What to watch for today
Turkey braces for Labor Day protests. The government is readying at least 10,000 police officers in Istanbul and erecting iron barricades in the city center as protesters gather. Last year’s Labor Day demonstrations resulted in 140 arrests and 90 injuries.
Malaysia Airlines gets a new CEO. Christoph Mueller takes the helm at the airline that lost two planes and more than 500 lives in 2014. The former head of Aer Lingus will cut 6,000 jobs and restructure its fleet, including the sale or lease of its Airbus A380s and other large jets.
Signs of interest from Charter Communications. The cable company, backed by investor John Malone, is due to release quarterly earnings information amid reports that it is considering a second bid for Time Warner Cable.
More earnings: Berkshire Hathaway, Chevron, Duke Energy, CVS, Moody’s, and pipeline firm TransCanada are also due to report earnings.
While you were sleeping
Tesla started selling batteries without an expensive car attached. The company introduced batteries aimed at homes, businesses, and utilities that build on technology from its electric cars, starting at $3,000. CEO Elon Musk described an ambitious scenario in which Tesla’s batteries could potentially power much of the world.
Lloyds bucked the trend for big British banks. The lender reported strong underlying quarterly earnings, thanks to a sharp fall in bad debt costs. Unlike rivals like Barclays and RBS, which reported largely dismal results this week, Lloyds did not set aside more money to cover potential legal costs.
More bad news than good in Japan… The core inflation rate rose a tiny bit in March, to 0.2% from 0%, but household spending slumped and real wages fell for the 23rd straight month. The underwhelming numbers put more pressure on the central bank, which earlier this week opted not to expand its stimulus program.

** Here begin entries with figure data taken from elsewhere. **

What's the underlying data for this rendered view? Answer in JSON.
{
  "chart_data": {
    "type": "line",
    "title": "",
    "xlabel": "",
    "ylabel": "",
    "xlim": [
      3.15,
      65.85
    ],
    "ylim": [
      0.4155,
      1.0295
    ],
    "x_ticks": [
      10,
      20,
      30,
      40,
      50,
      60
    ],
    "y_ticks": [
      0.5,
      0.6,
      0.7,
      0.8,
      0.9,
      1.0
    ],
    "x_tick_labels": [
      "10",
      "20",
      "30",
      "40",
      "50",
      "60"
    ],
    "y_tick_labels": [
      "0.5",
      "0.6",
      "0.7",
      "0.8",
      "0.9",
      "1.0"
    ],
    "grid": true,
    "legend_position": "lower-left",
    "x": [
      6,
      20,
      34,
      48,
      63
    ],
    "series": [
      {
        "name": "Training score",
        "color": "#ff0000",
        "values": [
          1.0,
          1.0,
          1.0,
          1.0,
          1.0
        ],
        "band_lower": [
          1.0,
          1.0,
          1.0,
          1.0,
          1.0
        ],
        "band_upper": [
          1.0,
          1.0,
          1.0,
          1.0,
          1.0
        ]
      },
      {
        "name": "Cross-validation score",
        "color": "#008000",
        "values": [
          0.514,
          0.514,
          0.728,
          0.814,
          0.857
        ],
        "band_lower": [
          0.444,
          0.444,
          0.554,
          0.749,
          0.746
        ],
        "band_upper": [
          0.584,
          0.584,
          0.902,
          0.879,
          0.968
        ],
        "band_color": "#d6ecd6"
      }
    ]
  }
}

…And China’s economy also lagged. The government’s purchasing manufacturer’s index for April, which mostly looks at large state-owned firms, held steady at 50.1, barely above the 50 mark that divides expansion from contraction. The country’s ruling Politburo said it will also increase government spending and cut taxes.
Several large earthquakes rattled Papua New Guinea. The quakes, with a magnitude of 6.7 yesterday and 6.8 today, have struck along the coast of the impoverished Pacific nation. There were no immediate reports of casualties, and the threat of a tsunami is limited, according to seismologists.
The US Navy began escorting ships through the Strait of Hormuz. The move was a response to Iran’s seizure of a ship last week in the strategically crucial waterway. The US has also dispatched an aircraft carrier to deter potential Iranian military aid to rebels in Yemen.
Quartz obsession interlude
Akshat Rathi on hacking your coffee habit. “You probably don’t want to be that person who cries, ‘I need coffee. I can’t think.’ But there is a way of enjoying some of coffee’s benefits without getting addicted to it. You just need to know how to hack coffee’s half-life.” Read more here.
Matters of debate
Racial stereotypes are relative. What if Asian Americans talked about white Americans the way whites talk about black Americans?
The Pope has only made it halfway to supporting women. His goal of “radical gender equality” also requires access to contraception.
The most important feature in self-driving cars will be human control. Automation will always fail eventually.
Germany does globalization right. Shifting power from shareholders and management to labor has kept high-skilled jobs at home.
Think like a hostage negotiator to get a bigger raise. “The most dangerous negotiation is the one you don’t know you’re in.”
Surprising discoveries
“Dadbod” is the male version of the ”yummy mummy.” The in-vogue physique requires both exercise and a moderate pizza intake.
Prepare yourself for drone graffiti. In a sign of things to come, a drone vandalized one of New York City’s biggest billboards.
Alibaba ran a job ad seeking a porn-star lookalike. Applicants were supposed to “wake up and motivate” the company’s programmers.
Italy is growing its own weed. A military base has opened a grow house to produce 100 kg (220 lb) of medical marijuana a year.
Wearing a suit changes your brain. Suited-up research subjects ignored fine-grained details and more easily grasped the big picture.